Hedy Klein and her memory book
Hedy was taken to Auschwitz from her hometown of Oradea, leaving her precious memory book behind. After the war Hedy was reunited with her memory book, providing a link to Jewish life in the town before the Holocaust.
Big barrels of what they called soup was brought to us… We didn’t eat for three days, four days almost… but it was not a soup that you ever thought of as soup, it was what we know as dishwater, some kind of a liquid that had twigs in it and sand in it and pebbles in it… it tasted terrible and then I reminded myself if this is all we get, if there is some nourishment in it, I must force myself and drink it and so I held my nose and I cried and I swallowed and swallowed and swallowed.
Gad Beck
Gay Jewish man who survived the whole of Nazi rule living in Berlin, working for the resistance in the city.
“Gad, I can’t go with you. My family needs me. If I abandon them now, I could never be free.” No smile, no sadness. He had made his decision. We didn’t even say goodbye. He turned around and went back.
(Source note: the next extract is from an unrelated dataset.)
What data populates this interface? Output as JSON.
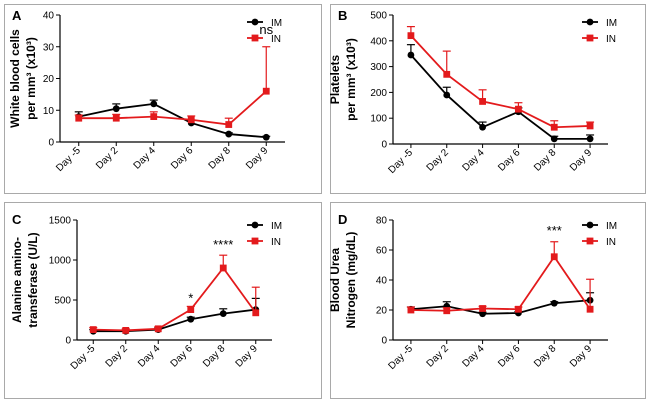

In those seconds, watching him go, I grew up.
Gad Beck describing the moment his lover Manfred Lewin chose to return to his family, to be deported to their deaths at Auschwitz
Nods family
Dutch mixed-race family who sheltered Jewish people during Nazi occupation.
‘The story of my parents, which seemed to have been forgotten with time, is now told and I am grateful for that.’
Waldy Nods
Berge Kanikanian
Berge has learning difficulties. He was inspired to make a film about Aktion T4, the Nazi programme which attempted to murder German citizens who had mental or physical disabilities.
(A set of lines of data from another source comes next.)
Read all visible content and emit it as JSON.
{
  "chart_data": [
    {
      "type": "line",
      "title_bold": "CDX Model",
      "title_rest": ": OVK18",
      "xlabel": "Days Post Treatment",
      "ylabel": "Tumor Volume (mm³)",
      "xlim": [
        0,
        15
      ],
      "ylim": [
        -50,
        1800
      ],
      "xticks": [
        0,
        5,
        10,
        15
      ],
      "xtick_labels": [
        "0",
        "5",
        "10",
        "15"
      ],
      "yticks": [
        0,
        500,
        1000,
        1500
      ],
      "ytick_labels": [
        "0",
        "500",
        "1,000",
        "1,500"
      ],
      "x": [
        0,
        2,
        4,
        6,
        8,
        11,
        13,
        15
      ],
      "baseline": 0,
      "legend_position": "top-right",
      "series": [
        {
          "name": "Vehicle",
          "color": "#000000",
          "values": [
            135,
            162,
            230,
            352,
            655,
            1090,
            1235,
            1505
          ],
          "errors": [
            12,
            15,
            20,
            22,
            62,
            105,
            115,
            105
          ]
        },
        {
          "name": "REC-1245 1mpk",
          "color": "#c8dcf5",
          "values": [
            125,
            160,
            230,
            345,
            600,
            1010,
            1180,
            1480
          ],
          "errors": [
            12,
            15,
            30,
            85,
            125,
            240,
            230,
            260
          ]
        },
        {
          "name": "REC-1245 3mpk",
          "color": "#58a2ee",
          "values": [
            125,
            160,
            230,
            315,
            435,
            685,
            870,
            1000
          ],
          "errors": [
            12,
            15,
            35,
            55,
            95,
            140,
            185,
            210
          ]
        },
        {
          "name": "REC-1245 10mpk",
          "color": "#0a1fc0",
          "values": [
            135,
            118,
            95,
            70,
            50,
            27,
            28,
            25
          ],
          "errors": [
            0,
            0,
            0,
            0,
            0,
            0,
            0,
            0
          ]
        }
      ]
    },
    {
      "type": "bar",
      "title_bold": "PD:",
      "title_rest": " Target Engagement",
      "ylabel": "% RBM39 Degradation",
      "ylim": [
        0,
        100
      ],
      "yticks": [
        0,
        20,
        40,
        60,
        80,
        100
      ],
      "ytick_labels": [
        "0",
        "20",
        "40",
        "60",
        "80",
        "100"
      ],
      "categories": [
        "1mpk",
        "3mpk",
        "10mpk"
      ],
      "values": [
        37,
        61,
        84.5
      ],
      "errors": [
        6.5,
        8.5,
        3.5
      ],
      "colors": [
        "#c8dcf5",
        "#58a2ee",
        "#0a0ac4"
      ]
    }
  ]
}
I wanted to go out there and improve lives for people with Down’s syndrome and other disabilities.
Var Ashe Houston
Survivor of the Genocide in Cambodia
My family were evacuated… The train was packed like sardines… altogether 3,000 of us in one train. And it took three days… that was a nightmare in itself. People died on the train, and they wouldn’t stop for us to bury the dead.
Appolinaire Kageruka
Survivor of the Genocide in Rwanda
I stayed in Rwanda after the genocide, we tried to go back to work, to find others and make friends, to find out if you have some family members left. Then we tried to build the country again, to build a family again, to build ourselves again.
Henriette Mutegwaraba
Survivor of the Genocide in Rwanda
Three months after the Genocide, I received a letter from my younger sister, Chantal. She told me, ‘All our family has been killed…Aunt Marie Rose and I are the only ones who survived. Why don’t you come back? I need you, please come back.’ My family was still alive. I decided to go back to Rwanda.
Hasan Hasanović
Survivor of the Genocide in Bosnia
It wasn’t going to be an easy journey, but we had no other option. We wanted to live.
Dr Mukesh Kapila CBE
Witness to the Genocide in Darfur who has campaigned for international action to be taken to stop it
Whole families had come on foot or partially hitching lifts on trucks, making the epic journey of 1,000 kilometres or more to escape the troubles … I knew that things had to be far more serious in Darfur. People only fled such a distance if there was some real, tangible fear driving them onwards.